Maybe it’ll be the seductive, staccato “FFF”, a song about falling for a friend; it’s what happened with her now-boyfriend, the dancer Lamin Holmen. “Usually I’m a f***-on-the-first-date type girl,” she says, “and then we’ll get to know each other. This time it was the opposite. I knew him for years. We had a lot of friends in common. And then all of a sudden it’s like, ‘S***, am I crazy or is there chemistry between us?’” It worked out. “I feel like everyone who has feelings for their friends should go for it,” she says.

The object of affection on “Ruin My Life”, meanwhile, seems like bad news: “I want you to ruin my life,” she begs over and over, atop a slinky beat. “I want you to f*** up my nights.” It’s the oldest track on the album – it’s been out since 2018 – and it’s racked up 500 million streams. Larsson knows it’s “not very empowering” – but not everything needs to be. “It has a positive aura – it’s quite unapologetic,” she says, “It’s like, ‘Ruin my f***ing life then.’ I’m so not ashamed of feeling weak, or like I’m struggling, because everybody does. And if you act like you don’t, then you’re lying.
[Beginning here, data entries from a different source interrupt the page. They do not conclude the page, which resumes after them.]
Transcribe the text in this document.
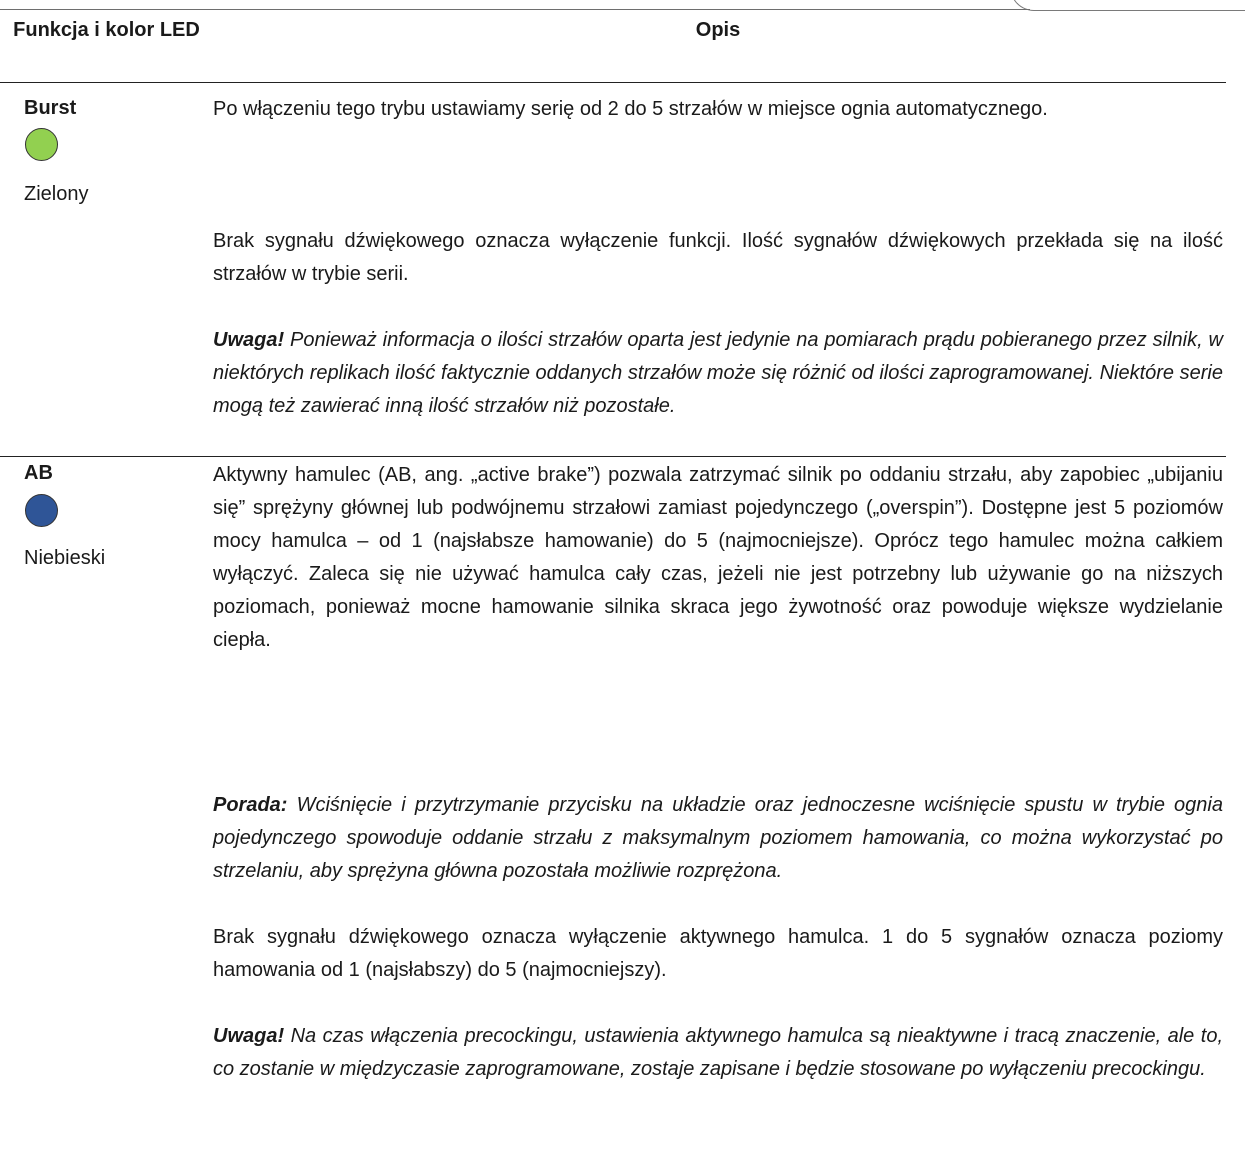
Funkcja i kolor LED	Opis
Burst
Zielony
Po włączeniu tego trybu ustawiamy serię od 2 do 5 strzałów w miejsce ognia automatycznego.
Brak sygnału dźwiękowego oznacza wyłączenie funkcji. Ilość sygnałów dźwiękowych przekłada się na ilość strzałów w trybie serii.
Uwaga! Ponieważ informacja o ilości strzałów oparta jest jedynie na pomiarach prądu pobieranego przez silnik, w niektórych replikach ilość faktycznie oddanych strzałów może się różnić od ilości zaprogramowanej. Niektóre serie mogą też zawierać inną ilość strzałów niż pozostałe.
AB
Niebieski
Aktywny hamulec (AB, ang. „active brake”) pozwala zatrzymać silnik po oddaniu strzału, aby zapobiec „ubijaniu się” sprężyny głównej lub podwójnemu strzałowi zamiast pojedynczego („overspin”). Dostępne jest 5 poziomów mocy hamulca – od 1 (najsłabsze hamowanie) do 5 (najmocniejsze). Oprócz tego hamulec można całkiem wyłączyć. Zaleca się nie używać hamulca cały czas, jeżeli nie jest potrzebny lub używanie go na niższych poziomach, ponieważ mocne hamowanie silnika skraca jego żywotność oraz powoduje większe wydzielanie ciepła.
Porada: Wciśnięcie i przytrzymanie przycisku na układzie oraz jednoczesne wciśnięcie spustu w trybie ognia pojedynczego spowoduje oddanie strzału z maksymalnym poziomem hamowania, co można wykorzystać po strzelaniu, aby sprężyna główna pozostała możliwie rozprężona.
Brak sygnału dźwiękowego oznacza wyłączenie aktywnego hamulca. 1 do 5 sygnałów oznacza poziomy hamowania od 1 (najsłabszy) do 5 (najmocniejszy).
Uwaga! Na czas włączenia precockingu, ustawienia aktywnego hamulca są nieaktywne i tracą znaczenie, ale to, co zostanie w międzyczasie zaprogramowane, zostaje zapisane i będzie stosowane po wyłączeniu precockingu.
And I think there’s a relatability in that that people do enjoy.”

In an age of social media, even the biggest pop stars on the planet are expected to show us the grimy details of their lives. Does relatability come at the expense of mystique? “These days, people don’t listen to your music because they feel like you’re an unreachable superstar, they do it because they feel like they’re almost supporting a friend,” says Larsson. “But Beyonce, who is my biggest idol, I don’t want her to be a real person. It’s weird. I want to keep her on this pedestal and I want to keep her ‘Godified’ – make her bigger than a person, because she’s influenced so much of my life that she’s almost like this mythical creature. And by being so accessible, it does take away the huge stardom that people used to have, where the only time they could see them was literally if they went to their concerts.”

Still, this past year, the internet has been the only way Larsson’s fans can have any access to her at all. Concerts have been out of the question. “It’s been sucky honestly,” says Larsson. “Seeing numbers and views and likes is not the same thing as seeing real people at shows or festivals. I’m like, ‘Is this even what I want to do?’ Because I haven’t done what I love for a long time.”

She eventually decided that, yes, it is what she wants to do. “My boyfriend reminded me, ‘It’s a part of who you are, and you’ve been doing this since way before anybody knew about you.’ It’s like a form of therapy for me, and no one can take that away from me.”

But why stop at music? “I hate that life is so short and I want to do a million different things,” she says. “I want to be a teacher, I want to be a pilot, I want to be a doctor and a lawyer and I want to be a director, and I want to make movies and be an actor. But I’m really bad at just doing things for the fun of it. If I paint, I can’t just paint, I need to have the best painting. If I go and ride horses, I’m like, ‘OK, so I’m going to be on the national team in a year. I have to win gold.’” She laughs. “It’s just the person I am, I guess.”